Proviamo a usare un altro esempio, paragonando l’impronta di carbonio di due società che producono smartphone. La prima ha esternalizzato tutte le operazioni, mentre la seconda è integrata verticalmente. La prima presenta un impronta di carbonio ridotta, mentre quella della seconda è molto più elevata. Si tratta ovviamente di un’illusione: il processo produttivo di uno smartphone genera più o meno la stessa quantità di CO2. Questo non è visibile nei dati, ma serve la conoscenza e il giudizio per capire come mai il dato differisce così marcatamente tra una società e l’altra. Se non vi sono risorse dedicate a questi temi e gli analisti non hanno accesso a una ricerca dedicata o una comprensione di questi aspetti, non sarà possibile integrare strutturalmente la sostenibilità.

È interessante anche il comportamento in materia di voto. Le ricerche mostrano che alcuni dei più grandi investitori (passivi) votano quasi sempre seguendo le raccomandazioni del management, anche per quanto riguarda le proposte degli azionisti legate a problematiche ambientali e sociali. Crediamo che questo metta in dubbio la credibilità dell’investitore.

Questo ci porta al punto chiave: far seguire alle parole i fatti. Quanto può essere credibile una società che offre alcuni ottimi fondi sostenibili ma che non fa nulla per quanto riguarda gli altri prodotti, o alle proprie operazioni, come le pratiche di voto di cui si è parlato in precedenza.

Infine, una parola sul labeling. Può essere un’indicazione utile e un sigillo di approvazione per un fondo, che può servire agli investitori retail.

Le etichette attuali però differiscono molto le une con le altre, molto probabilmente perché gli approcci all’investimento sostenibile sono molto variegati. L’etichetta SRI francese, ad esempio, si concentra più sull’approccio all’investimento, sul processo e sulla trasparenza. Viene verificata esternamente e quindi è fondamentale saper dimostrare di avere i dati, i processi e le procedure corrette per l’ottenimento dell’etichetta.

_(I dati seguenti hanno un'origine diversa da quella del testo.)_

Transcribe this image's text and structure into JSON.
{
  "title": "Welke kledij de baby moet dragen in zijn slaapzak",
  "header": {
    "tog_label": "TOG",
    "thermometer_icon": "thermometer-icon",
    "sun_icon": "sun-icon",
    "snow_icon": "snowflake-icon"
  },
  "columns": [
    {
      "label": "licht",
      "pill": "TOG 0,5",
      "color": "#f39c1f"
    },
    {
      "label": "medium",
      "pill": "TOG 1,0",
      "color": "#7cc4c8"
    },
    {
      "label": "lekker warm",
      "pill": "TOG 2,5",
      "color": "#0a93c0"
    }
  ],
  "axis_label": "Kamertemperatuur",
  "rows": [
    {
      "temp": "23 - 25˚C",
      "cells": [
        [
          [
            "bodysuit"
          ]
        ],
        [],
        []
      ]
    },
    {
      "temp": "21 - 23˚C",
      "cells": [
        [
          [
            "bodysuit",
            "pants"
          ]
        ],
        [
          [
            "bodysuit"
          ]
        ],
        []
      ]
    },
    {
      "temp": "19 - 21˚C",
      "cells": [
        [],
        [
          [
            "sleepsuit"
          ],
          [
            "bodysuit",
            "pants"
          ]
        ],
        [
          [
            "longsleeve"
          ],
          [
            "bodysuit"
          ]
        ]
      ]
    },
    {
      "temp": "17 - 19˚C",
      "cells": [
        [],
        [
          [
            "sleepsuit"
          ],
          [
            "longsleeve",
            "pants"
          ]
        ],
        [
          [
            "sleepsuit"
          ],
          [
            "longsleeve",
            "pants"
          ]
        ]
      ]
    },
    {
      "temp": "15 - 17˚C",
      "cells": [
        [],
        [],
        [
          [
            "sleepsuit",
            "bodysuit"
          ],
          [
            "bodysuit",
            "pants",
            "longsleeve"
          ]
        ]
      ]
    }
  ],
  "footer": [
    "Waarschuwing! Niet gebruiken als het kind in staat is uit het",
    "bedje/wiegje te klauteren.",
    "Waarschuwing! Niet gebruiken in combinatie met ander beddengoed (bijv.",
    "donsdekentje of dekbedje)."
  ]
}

L’etichetta belga è di natura più prescrittiva, in particolare in merito a ciò in cui non investire. Tuttavia, persiste un ampio margine di manovra, e gli asset manager devono comunque condurre le proprie ricerche. Se è necessario escludere una società elettrica che non è conforme all’accordo di Parigi come si può valutare?

Quindi, anche quando sono presenti le etichette, rimane comunque spazio per il dibattito. L’elemento più importante è la trasparenza: gli asset manager devono mostrare chiaramente ciò che è e cio che non è parte della strategia del fondo, indipendentemente dal fatto che sia definito sostenibile, responsabile o altro.